Count On Us Challenge: Congratulations to Kender School!

Kender School in Lewisham are the winners of the Mayor’s Fund for London’s Count On Us Challenge.

Val from the Maths Zone takes on Johnny Ball
Val takes on Johnny Ball!

Very well done to them and very well done to all of the schools who took part. The grand final took place yesterday at City Hall with 13 schools who had won their way through heats and semi finals to compete at solving 24®Game puzzle cards. Each card has four numbers; you can add, subtract, multiply or divide in any combination, but you must use all four numbers to make 24.

It is quite astonishing to see pupils in years 4 and 5 (aged 8 to 10) able to solve these puzzles almost instantaneously. Their teachers certainly can’t, my PGCE students with top maths degrees can’t. So how is it done?

I talked with Bob Sun, inventor of the 24®Game in Easton, Pennsylvania and he gave me a copy of a book by journalist Daniel Coyle called The Talent Code. Coyle examines a series of instances in which exceptional performance is found in different fields and looks at the elements that came together to produce it. A great coach is always included, so teachers, you know you are important! However, the coming together of real desire and serious hard work with lots and lots of practice are the principle elements. In the end, the final few percent are achieved through an intangible element that can be called ‘talent’. But, for sure these kids can beat there teachers because they have worked hard at it.

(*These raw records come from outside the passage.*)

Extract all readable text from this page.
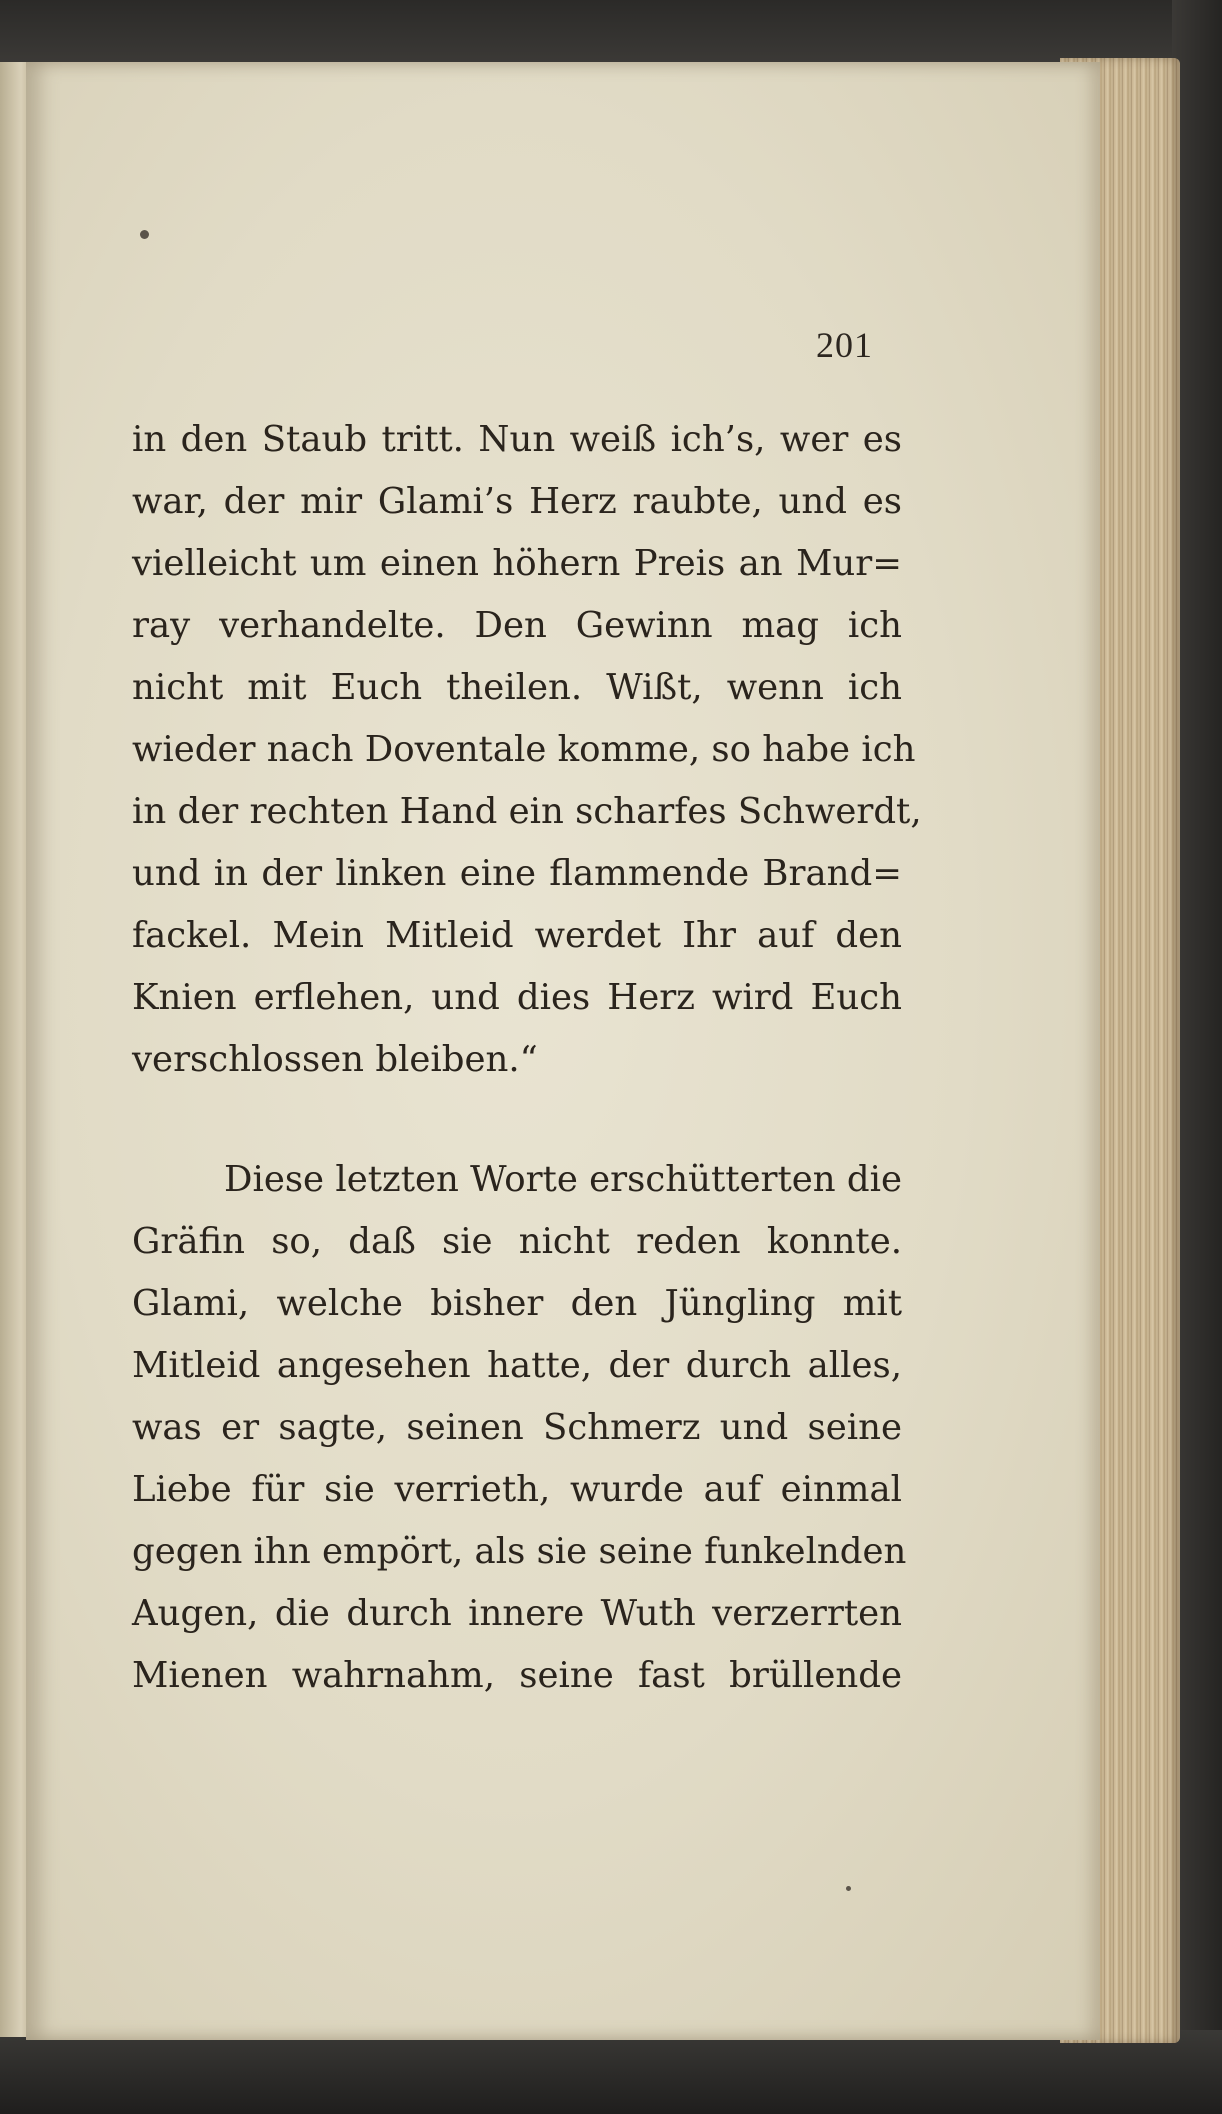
201
in den Staub tritt. Nun weiß ich’s, wer es
war, der mir Glami’s Herz raubte, und es
vielleicht um einen höhern Preis an Mur=
ray verhandelte. Den Gewinn mag ich
nicht mit Euch theilen. Wißt, wenn ich
wieder nach Doventale komme, so habe ich
in der rechten Hand ein scharfes Schwerdt,
und in der linken eine flammende Brand=
fackel. Mein Mitleid werdet Ihr auf den
Knien erflehen, und dies Herz wird Euch
verschlossen bleiben.“
Diese letzten Worte erschütterten die
Gräfin so, daß sie nicht reden konnte.
Glami, welche bisher den Jüngling mit
Mitleid angesehen hatte, der durch alles,
was er sagte, seinen Schmerz und seine
Liebe für sie verrieth, wurde auf einmal
gegen ihn empört, als sie seine funkelnden
Augen, die durch innere Wuth verzerrten
Mienen wahrnahm, seine fast brüllende
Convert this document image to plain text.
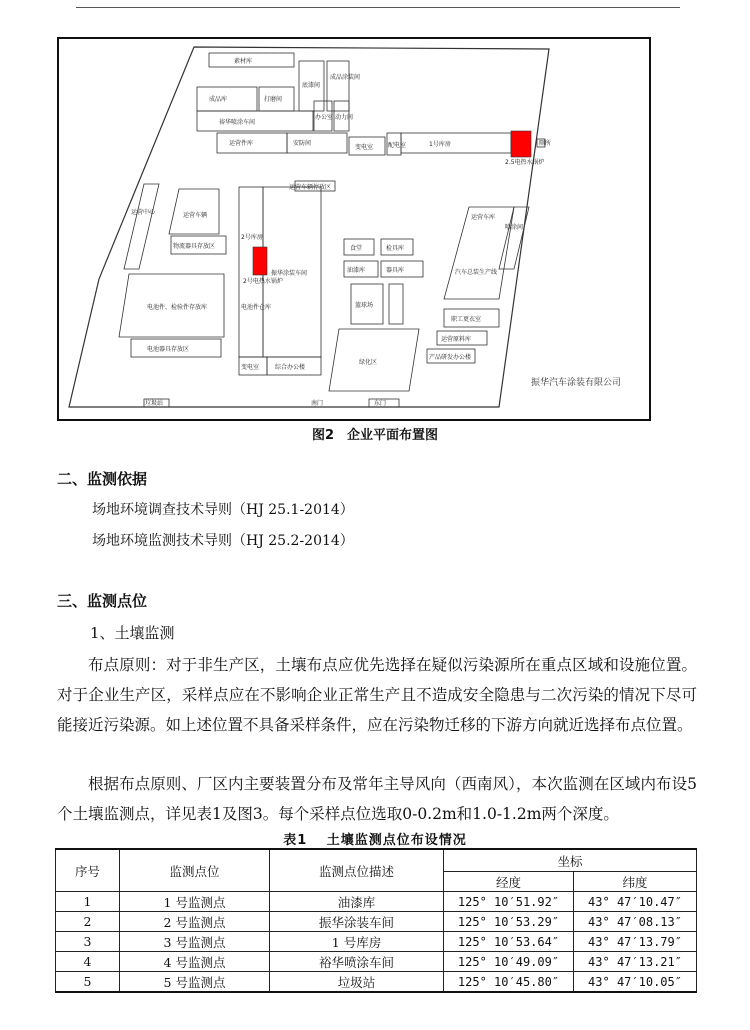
素材库
成品库	打磨间
底漆间
成品涂装间
裕华喷涂车间
办公室 动力间
运营件库	安防间
变电室 配电室	1号库房
2.5电热水锅炉
厕所
运营中心	运营车辆
运营车辆停放区
物流器具存放区
电池件、检验件存放库
电池器具存放区
2号库房
2号电热水锅炉
电池件仓库
振华涂装车间
食堂	检具库
油漆库	器具库
篮球场
绿化区
变电室	综合办公楼
运营车库
汽车总装生产线
喷涂间
职工更衣室
运营原料库
产品研发办公楼
垃圾站	南门	东门
振华汽车涂装有限公司
图2　企业平面布置图
二、监测依据
场地环境调查技术导则（HJ 25.1-2014）
场地环境监测技术导则（HJ 25.2-2014）
三、监测点位
1、土壤监测

布点原则：对于非生产区，土壤布点应优先选择在疑似污染源所在重点区域和设施位置。对于企业生产区，采样点应在不影响企业正常生产且不造成安全隐患与二次污染的情况下尽可能接近污染源。如上述位置不具备采样条件，应在污染物迁移的下游方向就近选择布点位置。

根据布点原则、厂区内主要装置分布及常年主导风向（西南风），本次监测在区域内布设5个土壤监测点，详见表1及图3。每个采样点位选取0-0.2m和1.0-1.2m两个深度。

表1　 土壤监测点位布设情况
序号	监测点位	监测点位描述	坐标	
			经度	纬度
1	1 号监测点	油漆库	125° 10′51.92″	43° 47′10.47″
2	2 号监测点	振华涂装车间	125° 10′53.29″	43° 47′08.13″
3	3 号监测点	1 号库房	125° 10′53.64″	43° 47′13.79″
4	4 号监测点	裕华喷涂车间	125° 10′49.09″	43° 47′13.21″
5	5 号监测点	垃圾站	125° 10′45.80″	43° 47′10.05″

Now, playing the 24®game is not like memorising your times tables. It involves flexibility of mind. You generate a whole raft of relationships which make up parts of the 24, like looking for 8 and 3 or 6 and 4, or 23 and 1 made up of pairs or triples of the numbers available. So, you are juggling lots of combinations. The outcome is young people who see numbers and are aren’t interested in seeing if they can remember the answer, but recognise the need to fiddle with what they’ve got to unlock routes to the answer. You can’t get more like true mathematical thinking than that in a 9 year old!

So, the Count On Us Challenge provides the desire. Compete for your school, win the prize, get to walk across the top of Tower Bridge. It doesn’t matter, it was a great day out for everyone, but everyone involved was ready to compete because they cared and they’d worked hard at it. Net result, 100s of young people with much better and more flexible number skills than their teachers. That’s good!

All of the 24®Game sets are only available from The Maths Zone. There are class kits, tournament packs, the competition standard one and two digit sets, primer sets for early practice and tougher sets for advanced challenges. 

There will be a Count on Us Challenge next year. So, start practising now. The kids from Kender School are very good. Very good indeed. They will take some beating! (And please don’t think it is a school with any special advantage, not at all, it is a very straightforward urban primary in SE London. They work hard at it and their kids practise and my are they sharp with their number skills. Well done to them.

We have produced a guide to help you run a number challenge tournament in your school or your area. You can use the 24®Game cards as they do in the Count On Us Challenge. If you want a more equally weighted tournament, we also have SuperTMatik, which is a card game from Portugal where they have a National (and World!) championship, but the problems are seeded so you can have pupil’s competing at different levels in the same game. Target Set 3 CMYKFinally there is Target Maths, where the numbers are combined to make a different target each time. Try this one (the target number is in the middle).

So, an in-school tournament to provide the desire, then plenty of opportunities to practice, practice and young people get really good. And then in secondary school what happens? They forget, because they stop practising. What does Andy Murray do before during and after every tournament? He practices hard. That’s why he is so good (and he may just have a bit of that extra few percent too!). It was humbling to see how good the kids from Kender (and indeed all of the other schools) are. Teachers can get all of their kids to that level with enough desire and a lot of practice. Good luck for next year!